Cette capacité à identifier des analogies structurelles repose sur un travail cognitif actif : l’individu doit restructurer ses représentations mentales, ce qui implique souvent un changement conceptuel profond. Chi (2008) distingue ici trois formes essentielles de ce changement : la révision des croyances, la transformation du modèle mental, et le glissement catégoriel. Chacune de ces dynamiques exige un engagement cognitif soutenu, souvent soutenu par des stratégies telles que l’auto-explication (Chi et al., 1994), qui force l’apprenant à articuler de manière explicite le raisonnement sous-jacent aux exemples.

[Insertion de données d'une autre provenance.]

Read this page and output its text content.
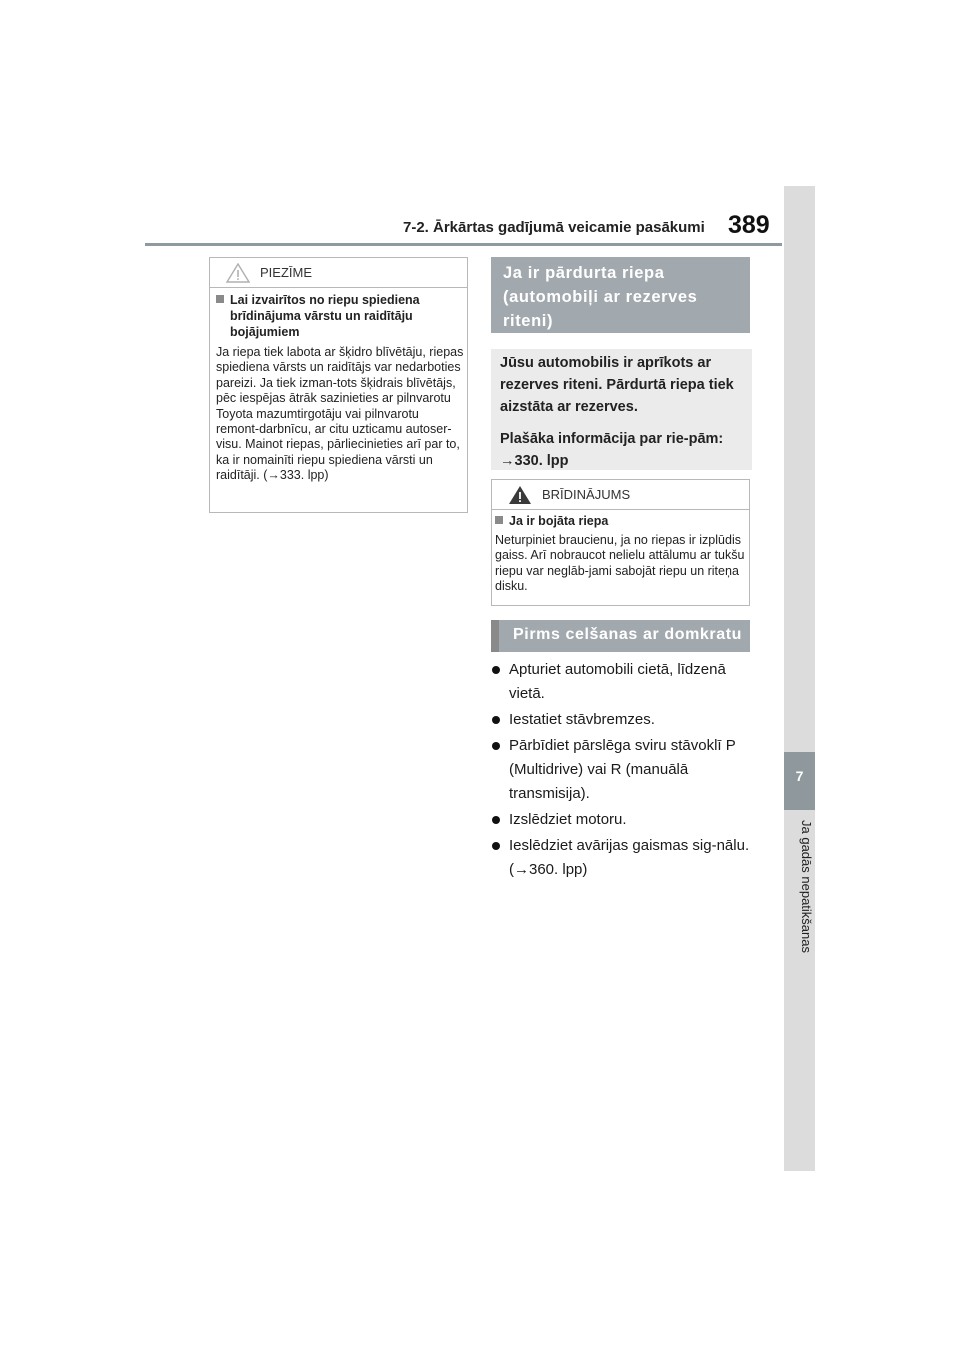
7-2. Ārkārtas gadījumā veicamie pasākumi 389
7
Ja gadās nepatikšanas
PIEZĪME
Lai izvairītos no riepu spiediena brīdinājuma vārstu un raidītāju bojājumiem
Ja riepa tiek labota ar šķidro blīvētāju, riepas spiediena vārsts un raidītājs var nedarboties pareizi. Ja tiek izman-tots šķidrais blīvētājs, pēc iespējas ātrāk sazinieties ar pilnvarotu Toyota mazumtirgotāju vai pilnvarotu remont-darbnīcu, ar citu uzticamu autoser-visu. Mainot riepas, pārliecinieties arī par to, ka ir nomainīti riepu spiediena vārsti un raidītāji. (→333. lpp)
Ja ir pārdurta riepa (automobiļi ar rezerves riteni)

Jūsu automobilis ir aprīkots ar rezerves riteni. Pārdurtā riepa tiek aizstāta ar rezerves.

Plašāka informācija par rie-pām: →330. lpp

BRĪDINĀJUMS
Ja ir bojāta riepa
Neturpiniet braucienu, ja no riepas ir izplūdis gaiss. Arī nobraucot nelielu attālumu ar tukšu riepu var neglāb-jami sabojāt riepu un riteņa disku.
Pirms celšanas ar domkratu
Apturiet automobili cietā, līdzenā vietā.
Iestatiet stāvbremzes.
Pārbīdiet pārslēga sviru stāvoklī P (Multidrive) vai R (manuālā transmisija).
Izslēdziet motoru.
Ieslēdziet avārijas gaismas sig-nālu. (→360. lpp)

Le rôle de l'expertise est particulièrement éclairant dans ce domaine. Les travaux pionniers de Chase et Simon (1973a, 1973b) sur la perception chez les joueurs d'échecs montrent que les experts organisent l'information en unités significatives – ou chunks – permettant une récupération rapide et efficace. Cette organisation repose sur des années de pratique délibérée, comme le soutient Ericsson (Ericsson et al., 1993 ; Ericsson & Charness, 1994). Ce n’est pas tant la quantité d’expérience qui importe, mais la qualité de l’engagement dans une pratique ciblée, structurée, et itérative.

Ce processus d’encodage structuré se retrouve également dans d’autres disciplines. Chi, Feltovich et Glaser (1981) ont montré que les experts en physique catégorisent les problèmes selon des principes fondamentaux (lois de Newton, conservation de l’énergie) alors que les novices se basent sur des éléments superficiels (inclinaison, vitesse, masse). Ce glissement vers une catégorisation plus abstraite est un indicateur clé de l'expertise et de la capacité de transfert.

Le transfert ne se produit efficacement que lorsque les apprenants sont poussés à s’éloigner des détails contextuels pour embrasser les invariants structurels. Ainsi, l’ordre dans lequel les connaissances sont présentées (Clarke et al., 2005), leur intégration dans des modèles cohérents (Chi & Roscoe, 2002), et l’opportunité d’élaborer des analogies intermédiaires (Clement, 1993) sont tous des leviers puissants pour surmonter les limitations contextuelles.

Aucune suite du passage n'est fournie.